A Márcia era puta e bebia uísque. Eu era pior, pensava: amava-a e também bebia uísque. Depois disso a noite chegava sempre ao fim como um acidente de automóvel: como se se batesse sempre ao passar a velocidade máxima permitida por lei. A Márcia era puta e era a lei. Eu amava-a e não era nada. Ela era doi2 e eu zer0. Quando fodíamos eu tinha sempre o cuidado de ter o dinheiro trocado para lhe pagar. Não queria ter que lhe dar uma gorjeta por um acto de sexo, e também não queria que ela tivesse que me dar o troco. Ambas as situações tornar-se-iam embaraçosas, e por isso chegava a ir comprar pão à padaria da frente só para ter dinheiro trocado.
Há bocado o vento acariciou-me a face e depois entrou acanhado num bar quase deserto. A carícia lembrou-me Márcia, principalmente quando ficava por cima de mim e os seus cabelos compridos caminhavam levemente sobre o meu peito. Entrei no bar a seguir ao vento e pedi um uísque novo. O vento já bebia uma bebida qualquer colorida e eu sentei-me mesmo ao lado. Queria meter conversa, desabafar um bocado, qualquer merda assim... mas mantive-me calado até agora.

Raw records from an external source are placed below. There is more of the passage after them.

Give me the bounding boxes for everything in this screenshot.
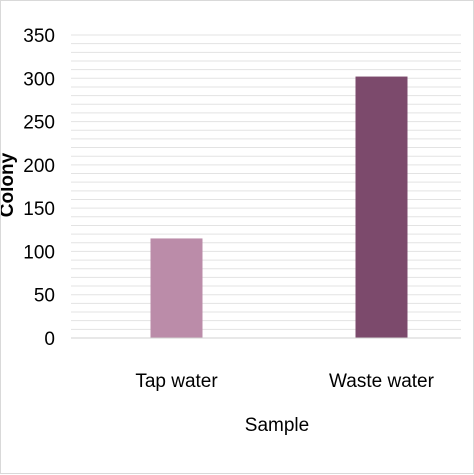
y-tick-label: 50 bbox=[34, 286, 55, 307]
y-axis-ticks: 0 50 100 150 200 250 300 350 bbox=[23, 26, 55, 350]
y-tick-label: 250 bbox=[23, 113, 55, 134]
bars bbox=[150, 76, 408, 338]
x-category-label: Waste water bbox=[329, 371, 435, 392]
y-tick-label: 300 bbox=[23, 69, 55, 90]
y-tick-label: 200 bbox=[23, 156, 55, 177]
bar-tap-water bbox=[150, 238, 203, 338]
x-axis-title: Sample bbox=[245, 415, 309, 436]
y-tick-label: 150 bbox=[23, 199, 55, 220]
x-axis-categories: Tap water Waste water bbox=[135, 371, 434, 392]
bar-waste-water bbox=[355, 76, 408, 338]
y-tick-label: 0 bbox=[44, 329, 55, 350]
y-tick-label: 350 bbox=[23, 26, 55, 47]
y-axis-title: Colony bbox=[1, 152, 18, 217]
x-category-label: Tap water bbox=[135, 371, 218, 392]
y-tick-label: 100 bbox=[23, 242, 55, 263]
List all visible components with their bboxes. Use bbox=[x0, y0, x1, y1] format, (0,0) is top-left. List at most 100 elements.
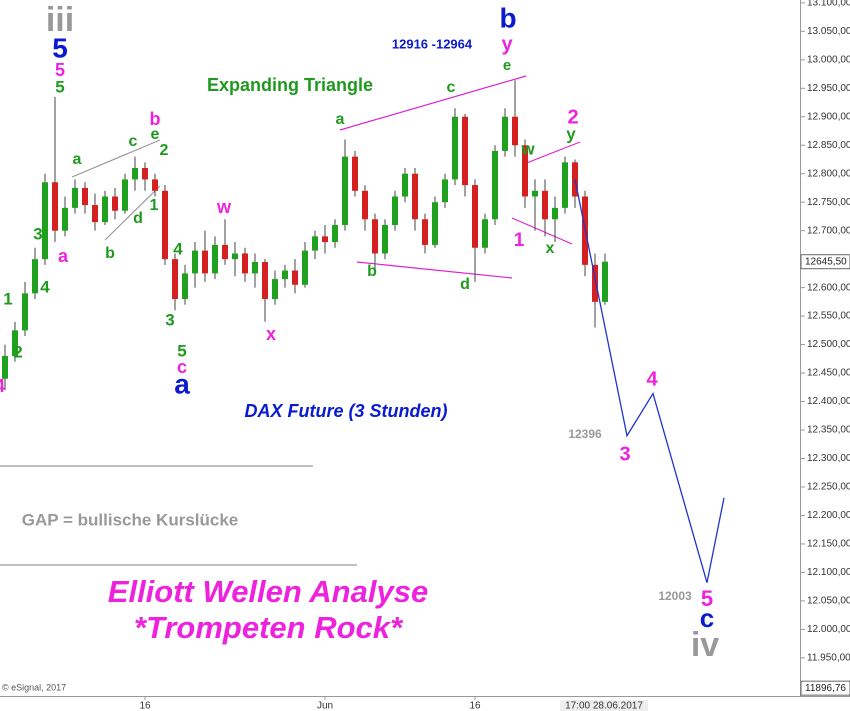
candle-body bbox=[382, 224, 388, 254]
wave-label: w bbox=[216, 197, 232, 217]
wave-label: b bbox=[499, 2, 516, 33]
x-tick-label: 16 bbox=[139, 701, 151, 711]
candle-body bbox=[62, 207, 68, 231]
y-tick-label: 12.600,00 bbox=[807, 282, 850, 293]
candle-body bbox=[462, 116, 468, 186]
candle-body bbox=[242, 253, 248, 274]
trend-line bbox=[523, 141, 581, 165]
y-tick-label: 12.450,00 bbox=[807, 368, 850, 379]
wave-label: 4 bbox=[0, 376, 5, 396]
wave-label: *Trompeten Rock* bbox=[134, 610, 404, 645]
trend-line bbox=[511, 217, 573, 245]
trend-line bbox=[356, 261, 513, 279]
trend-line bbox=[339, 75, 527, 131]
candle-body bbox=[112, 196, 118, 211]
candle-body bbox=[322, 236, 328, 243]
y-tick-label: 13.050,00 bbox=[807, 26, 850, 37]
candle-body bbox=[22, 293, 28, 331]
x-tick-label: 16 bbox=[469, 701, 481, 711]
candle-body bbox=[162, 190, 168, 260]
wave-label: 5 bbox=[177, 341, 186, 360]
wave-label: Expanding Triangle bbox=[207, 75, 373, 95]
candle-body bbox=[182, 273, 188, 300]
wave-label: 4 bbox=[40, 277, 50, 296]
price-box-label: 12645,50 bbox=[805, 256, 847, 267]
candle-body bbox=[272, 279, 278, 300]
candle-body bbox=[262, 261, 268, 300]
wave-label: c bbox=[177, 357, 187, 377]
candle-body bbox=[72, 187, 78, 208]
candle-body bbox=[212, 244, 218, 274]
candle-body bbox=[342, 156, 348, 225]
candle-body bbox=[562, 162, 568, 208]
candle-body bbox=[42, 182, 48, 260]
candle-body bbox=[102, 196, 108, 223]
candle-body bbox=[92, 205, 98, 223]
candle-body bbox=[472, 185, 478, 248]
candle-body bbox=[452, 116, 458, 180]
candle-body bbox=[532, 190, 538, 197]
candle-body bbox=[282, 270, 288, 280]
candle-body bbox=[172, 259, 178, 300]
candle-body bbox=[312, 236, 318, 251]
projection-line bbox=[574, 179, 725, 583]
candle-body bbox=[502, 116, 508, 151]
wave-label: 5 bbox=[701, 586, 713, 611]
wave-label: DAX Future (3 Stunden) bbox=[245, 401, 448, 421]
wave-label: b bbox=[105, 245, 115, 262]
y-tick-label: 12.200,00 bbox=[807, 510, 850, 521]
wave-label: 2 bbox=[567, 106, 578, 128]
candle-body bbox=[552, 207, 558, 220]
y-tick-label: 12.700,00 bbox=[807, 225, 850, 236]
cursor-label: 17:00 28.06.2017 bbox=[565, 701, 643, 711]
candle-body bbox=[522, 145, 528, 197]
wave-label: a bbox=[174, 368, 190, 399]
candle-body bbox=[132, 168, 138, 180]
price-box bbox=[800, 254, 850, 270]
wave-label: 2 bbox=[160, 142, 169, 159]
wave-label: 2 bbox=[13, 342, 22, 361]
y-tick-label: 12.400,00 bbox=[807, 396, 850, 407]
wave-label: 12916 -12964 bbox=[392, 36, 473, 51]
wave-label: a bbox=[336, 111, 345, 128]
trend-line bbox=[71, 139, 161, 178]
candle-body bbox=[402, 173, 408, 197]
wave-label: 1 bbox=[150, 197, 159, 214]
wave-label: 1 bbox=[3, 289, 12, 308]
candle-body bbox=[482, 219, 488, 248]
y-tick-label: 12.300,00 bbox=[807, 453, 850, 464]
wave-label: 3 bbox=[165, 310, 174, 329]
candle-body bbox=[152, 179, 158, 191]
wave-label: 4 bbox=[646, 368, 658, 390]
wave-label: a bbox=[73, 151, 82, 168]
wave-label: d bbox=[133, 210, 143, 227]
wave-label: 12396 bbox=[568, 427, 602, 441]
y-tick-label: 12.050,00 bbox=[807, 596, 850, 607]
candle-body bbox=[542, 190, 548, 220]
candle-body bbox=[232, 253, 238, 260]
wave-label: 5 bbox=[55, 77, 64, 96]
wave-label: w bbox=[520, 139, 535, 158]
candle-body bbox=[12, 330, 18, 356]
candle-body bbox=[442, 179, 448, 203]
candle-body bbox=[82, 187, 88, 206]
candle-body bbox=[412, 173, 418, 220]
candle-body bbox=[422, 219, 428, 245]
wave-label: b bbox=[150, 109, 161, 129]
candle-body bbox=[2, 355, 8, 379]
candle-body bbox=[602, 261, 608, 302]
candle-body bbox=[352, 156, 358, 191]
wave-label: Elliott Wellen Analyse bbox=[108, 574, 428, 609]
trend-lines bbox=[0, 75, 581, 566]
y-tick-label: 12.500,00 bbox=[807, 339, 850, 350]
y-tick-label: 13.000,00 bbox=[807, 54, 850, 65]
y-tick-label: 12.900,00 bbox=[807, 111, 850, 122]
candle-body bbox=[302, 250, 308, 285]
y-tick-label: 12.150,00 bbox=[807, 539, 850, 550]
wave-label: 1 bbox=[514, 230, 525, 251]
candle-body bbox=[332, 224, 338, 243]
wave-label: y bbox=[566, 124, 576, 143]
wave-label: d bbox=[460, 276, 470, 293]
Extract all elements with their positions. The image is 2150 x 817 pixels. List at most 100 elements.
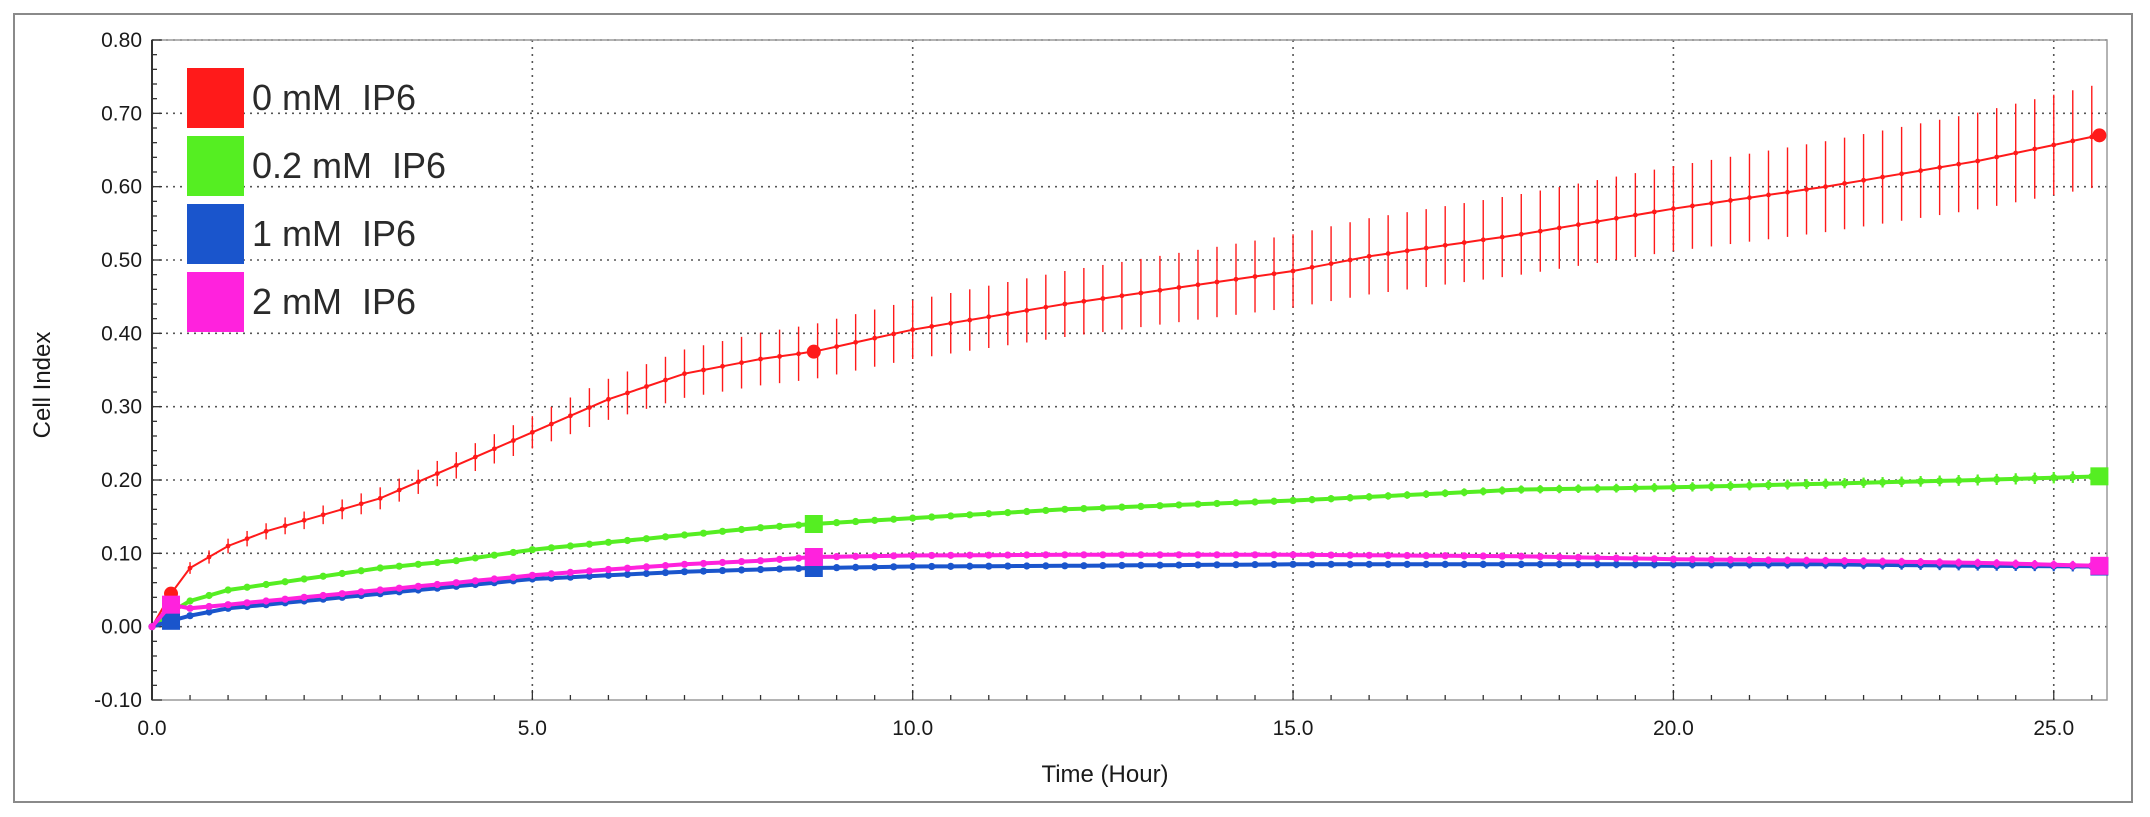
data-point — [1441, 489, 1449, 497]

Acho que as pessoas se matam porque se amam. Se zer0 não amasse doi2 não entrava num autocarro para o fazer explodir, não o socava à porta dum bar, não lhe chamava filho da puta num jogo de futebol, não lhe pagava para ter uns míseros minutos de sexo num quarto duma pensão rasca. Tento dar a mão a este pensamento que está prestes a afogar-se no uísque. Preciso salvá-lo e peço ajuda à dona do tasco, solicitando outra bebida igual. Bebo a primeira num só gole e salvo o afogado. São seis euros, diz ela, e pede-me para pagar já porque vai fechar. Eu deixo o dinheiro em cima do balcão. Sempre trocadinho, insiste ela, e pisca-me o olho. Eu amo-a e apetece-me falar desse amor ao vento mas ele já bebeu demais. Márcia foi puta e agora vende uísque. Eu sou pior: amo-a e ainda bebo uísque.